Re-reading Paddy Ashdown's auto-biography, I am struck by the lessons for the Lib Dems.
Paddy was rightly keen on taking the Lib Dems into Government - but he made a number of decisions that the Lib Dems now would do well to ponder.
Firstly, he predicted that the smaller party in a coalition almost always comes off worse - hence a change in the voting system to proportional representation was essential to protect the Liberal Democrats. On this I think even Paddy underestimates the problem with First Past the Post - which is one of mind set - there is always the desire amongst many in a party for one more election where the random effect of FPTP will throw up a single party Government of a party getting little more than 1 in three votes - under PR, parties know the go it alone Government is much more unlikely.

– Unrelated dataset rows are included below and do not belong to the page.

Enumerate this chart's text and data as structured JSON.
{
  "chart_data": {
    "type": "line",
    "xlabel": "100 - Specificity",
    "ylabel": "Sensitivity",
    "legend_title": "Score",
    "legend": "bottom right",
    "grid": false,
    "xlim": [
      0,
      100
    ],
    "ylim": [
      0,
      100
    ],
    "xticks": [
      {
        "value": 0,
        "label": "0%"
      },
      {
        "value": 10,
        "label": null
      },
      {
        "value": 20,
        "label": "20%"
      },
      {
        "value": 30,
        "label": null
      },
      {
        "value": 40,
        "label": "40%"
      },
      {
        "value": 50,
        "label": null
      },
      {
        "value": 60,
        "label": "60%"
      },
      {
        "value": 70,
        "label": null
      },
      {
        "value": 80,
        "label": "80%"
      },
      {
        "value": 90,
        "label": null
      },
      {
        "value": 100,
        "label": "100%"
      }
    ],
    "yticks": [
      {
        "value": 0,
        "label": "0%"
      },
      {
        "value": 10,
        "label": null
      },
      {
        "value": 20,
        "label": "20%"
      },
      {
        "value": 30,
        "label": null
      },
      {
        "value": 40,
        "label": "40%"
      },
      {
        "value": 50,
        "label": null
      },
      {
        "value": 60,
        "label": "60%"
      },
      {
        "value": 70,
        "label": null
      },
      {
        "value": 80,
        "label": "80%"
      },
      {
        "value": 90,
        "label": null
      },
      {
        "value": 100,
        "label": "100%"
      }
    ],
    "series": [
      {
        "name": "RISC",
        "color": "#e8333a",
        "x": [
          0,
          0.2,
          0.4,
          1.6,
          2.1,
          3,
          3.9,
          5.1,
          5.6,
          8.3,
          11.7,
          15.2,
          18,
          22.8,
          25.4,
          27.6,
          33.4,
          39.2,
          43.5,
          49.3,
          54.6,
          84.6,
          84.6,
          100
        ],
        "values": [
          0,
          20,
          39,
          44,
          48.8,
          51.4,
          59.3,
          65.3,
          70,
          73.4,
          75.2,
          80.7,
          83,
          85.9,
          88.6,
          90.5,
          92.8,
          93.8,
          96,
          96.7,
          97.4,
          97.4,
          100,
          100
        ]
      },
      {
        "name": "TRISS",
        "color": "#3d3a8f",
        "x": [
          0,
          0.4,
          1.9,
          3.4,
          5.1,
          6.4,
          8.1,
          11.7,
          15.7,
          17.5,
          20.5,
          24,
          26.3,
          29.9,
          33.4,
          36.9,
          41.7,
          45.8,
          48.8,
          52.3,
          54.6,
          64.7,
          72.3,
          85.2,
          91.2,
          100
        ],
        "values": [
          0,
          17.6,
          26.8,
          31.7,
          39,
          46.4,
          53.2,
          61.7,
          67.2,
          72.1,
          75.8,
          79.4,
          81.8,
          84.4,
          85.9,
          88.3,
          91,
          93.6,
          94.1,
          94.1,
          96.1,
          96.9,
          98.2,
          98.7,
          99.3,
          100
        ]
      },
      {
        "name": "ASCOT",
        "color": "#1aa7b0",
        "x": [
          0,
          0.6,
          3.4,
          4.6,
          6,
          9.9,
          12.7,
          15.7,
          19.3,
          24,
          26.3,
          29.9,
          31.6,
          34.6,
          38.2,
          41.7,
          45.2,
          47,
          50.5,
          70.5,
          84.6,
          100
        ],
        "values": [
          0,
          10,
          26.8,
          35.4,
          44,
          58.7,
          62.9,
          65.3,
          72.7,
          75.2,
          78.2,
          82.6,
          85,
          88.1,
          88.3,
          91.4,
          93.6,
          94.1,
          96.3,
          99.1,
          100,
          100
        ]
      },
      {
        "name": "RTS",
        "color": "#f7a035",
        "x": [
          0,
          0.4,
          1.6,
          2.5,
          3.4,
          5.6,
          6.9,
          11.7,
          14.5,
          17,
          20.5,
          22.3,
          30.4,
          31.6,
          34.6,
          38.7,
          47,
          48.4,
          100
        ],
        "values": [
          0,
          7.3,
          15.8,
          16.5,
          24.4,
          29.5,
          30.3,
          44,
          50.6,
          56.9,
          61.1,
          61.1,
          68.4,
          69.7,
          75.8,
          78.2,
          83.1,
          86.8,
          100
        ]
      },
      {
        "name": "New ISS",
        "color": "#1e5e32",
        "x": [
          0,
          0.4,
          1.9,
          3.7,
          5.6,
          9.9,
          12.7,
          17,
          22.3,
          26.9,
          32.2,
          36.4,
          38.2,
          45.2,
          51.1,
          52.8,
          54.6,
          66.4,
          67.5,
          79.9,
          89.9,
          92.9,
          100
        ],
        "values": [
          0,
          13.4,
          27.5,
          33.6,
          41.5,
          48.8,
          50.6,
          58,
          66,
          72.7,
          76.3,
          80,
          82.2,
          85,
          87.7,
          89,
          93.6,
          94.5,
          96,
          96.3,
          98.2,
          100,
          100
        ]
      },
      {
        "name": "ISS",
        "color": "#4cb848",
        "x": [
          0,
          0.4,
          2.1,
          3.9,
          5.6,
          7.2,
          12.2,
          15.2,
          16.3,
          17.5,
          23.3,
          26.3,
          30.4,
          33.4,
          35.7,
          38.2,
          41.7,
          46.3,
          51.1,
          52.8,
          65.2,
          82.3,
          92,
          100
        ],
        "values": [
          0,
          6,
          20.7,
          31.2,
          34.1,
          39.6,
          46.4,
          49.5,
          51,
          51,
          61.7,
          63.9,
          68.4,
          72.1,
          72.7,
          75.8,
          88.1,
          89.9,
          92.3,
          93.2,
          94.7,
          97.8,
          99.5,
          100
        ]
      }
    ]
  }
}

Secondly Paddy decided that in the event of a coalition he would not take a cabinet post for himself - leaving himself free to promote the Liberal Democrats.
Thirdly Paddy lists Tony Blairs own view in 1997 of what would make him a Prime Minister of lasting impact like Margaret Thatcher. 1. Ending the schism between Labour and the Liberals 2. Changing the relationship with the EU with the UK engaging constructively with the EU 3. Narrowing the gap between rich and poor. On all three areas Tony Blair must be judged a failure. The co-operation with the liberal was soon blocked by Blair, Brown and Prescott. The people of Britain have become more euro-phobe rather than euro enthusiasts and the gap between rich and poor widened to record levels. Constitutional reform, the one area that bored Blair and in which he had no interest has been his lasting legacy - along with the disaster of war in Iraq.
Lib Dems need to ponder what policy concessions they have secured that will truly be of any significance in 5 years, let alone 20. On constitutional reform - Nick Cleggs special responsibility, nothing has been achieved - unless you really want to count police and crime commissioners.